By James L. Curtis and Craig B. Simonsen

OSHA’s Assistant Secretary David Michaels has just “reminded” the chief executive officers and retail trade associations that it is “critical … to take safety precautions to protect workers who may be injured during the holiday season’s major sales events, such as Black Friday sales.”

Holiday shopping has increasingly become associated with violence and hazards. At one large national chain store in previous years “crowds who came looking for holiday deals came face-to-face with riots, shootings, and pepper-spray attacks”. CNN has noted that “violence marred Black Friday shopping in at least seven states, including California, where police say a woman doused fellow shoppers with pepper spray in a bid to snag a discounted video game console.”

In another  incident a worker was trampled to death while a mob of shoppers rushed through the doors of a big box store to take advantage of a Black Friday sales event. According to OSHA the store was not using the crowd management measures recommended in OSHA’s fact sheet – Crowd Management Safety Guidelines for Retailers, which provides employers with recommended elements for crowd management plans.

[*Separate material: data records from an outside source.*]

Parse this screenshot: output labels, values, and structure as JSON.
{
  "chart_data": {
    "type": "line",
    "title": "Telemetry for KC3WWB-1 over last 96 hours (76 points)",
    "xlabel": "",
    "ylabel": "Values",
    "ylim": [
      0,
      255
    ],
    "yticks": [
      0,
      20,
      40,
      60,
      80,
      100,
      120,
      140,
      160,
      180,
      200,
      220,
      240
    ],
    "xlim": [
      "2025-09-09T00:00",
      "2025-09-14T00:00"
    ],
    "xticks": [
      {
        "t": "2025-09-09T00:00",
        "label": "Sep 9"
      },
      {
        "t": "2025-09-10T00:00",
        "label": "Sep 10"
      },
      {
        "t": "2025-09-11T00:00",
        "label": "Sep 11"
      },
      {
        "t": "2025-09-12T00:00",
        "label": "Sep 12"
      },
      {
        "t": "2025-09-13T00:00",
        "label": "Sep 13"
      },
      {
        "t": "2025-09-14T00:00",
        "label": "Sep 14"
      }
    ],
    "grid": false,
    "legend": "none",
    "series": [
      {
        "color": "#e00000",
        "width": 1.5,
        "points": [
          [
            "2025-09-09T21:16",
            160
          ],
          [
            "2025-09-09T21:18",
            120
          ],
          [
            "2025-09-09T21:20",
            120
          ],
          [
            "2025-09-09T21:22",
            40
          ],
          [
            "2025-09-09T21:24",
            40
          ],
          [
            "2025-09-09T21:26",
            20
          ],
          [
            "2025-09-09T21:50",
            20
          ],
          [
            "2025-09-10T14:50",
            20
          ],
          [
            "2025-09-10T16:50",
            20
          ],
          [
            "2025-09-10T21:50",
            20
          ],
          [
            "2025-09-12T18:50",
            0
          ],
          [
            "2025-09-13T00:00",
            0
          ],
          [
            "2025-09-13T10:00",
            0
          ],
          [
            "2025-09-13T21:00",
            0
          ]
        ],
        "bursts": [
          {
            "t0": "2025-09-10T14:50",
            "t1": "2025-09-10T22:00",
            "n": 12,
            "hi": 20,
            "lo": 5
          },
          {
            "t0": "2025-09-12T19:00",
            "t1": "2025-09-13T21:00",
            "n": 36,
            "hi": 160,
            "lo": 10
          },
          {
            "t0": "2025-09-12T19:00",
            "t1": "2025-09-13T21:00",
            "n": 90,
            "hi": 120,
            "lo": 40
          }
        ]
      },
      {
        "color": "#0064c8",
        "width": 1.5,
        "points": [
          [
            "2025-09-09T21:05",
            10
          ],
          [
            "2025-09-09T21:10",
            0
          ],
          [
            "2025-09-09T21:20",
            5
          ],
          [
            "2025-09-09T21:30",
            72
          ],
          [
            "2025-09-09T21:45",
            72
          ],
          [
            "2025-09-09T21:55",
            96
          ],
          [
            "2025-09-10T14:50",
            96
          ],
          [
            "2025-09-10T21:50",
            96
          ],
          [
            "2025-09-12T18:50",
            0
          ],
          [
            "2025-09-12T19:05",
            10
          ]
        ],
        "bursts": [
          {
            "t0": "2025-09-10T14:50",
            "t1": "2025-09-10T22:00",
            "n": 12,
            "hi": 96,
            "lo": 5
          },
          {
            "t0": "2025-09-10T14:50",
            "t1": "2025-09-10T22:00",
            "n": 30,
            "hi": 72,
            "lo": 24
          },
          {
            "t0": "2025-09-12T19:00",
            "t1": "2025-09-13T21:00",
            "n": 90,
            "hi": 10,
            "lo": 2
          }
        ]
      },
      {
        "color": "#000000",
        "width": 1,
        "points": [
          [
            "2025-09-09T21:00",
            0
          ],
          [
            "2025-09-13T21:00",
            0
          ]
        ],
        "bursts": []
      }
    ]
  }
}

Michaels pointed out in his reminder that under the federal law “employers are responsible for providing a place of employment free of recognized hazards that are likely to cause serious injury or death.

Retailers are advised to review and implement the OSHA suggestions for crowd management. Adopting, implementing, and training store employees on the crowd management plan will both lessen the risk of employee and shopper incidents, and will assist the employer in fending off potential OSHA enforcement proceedings, should an accident occur.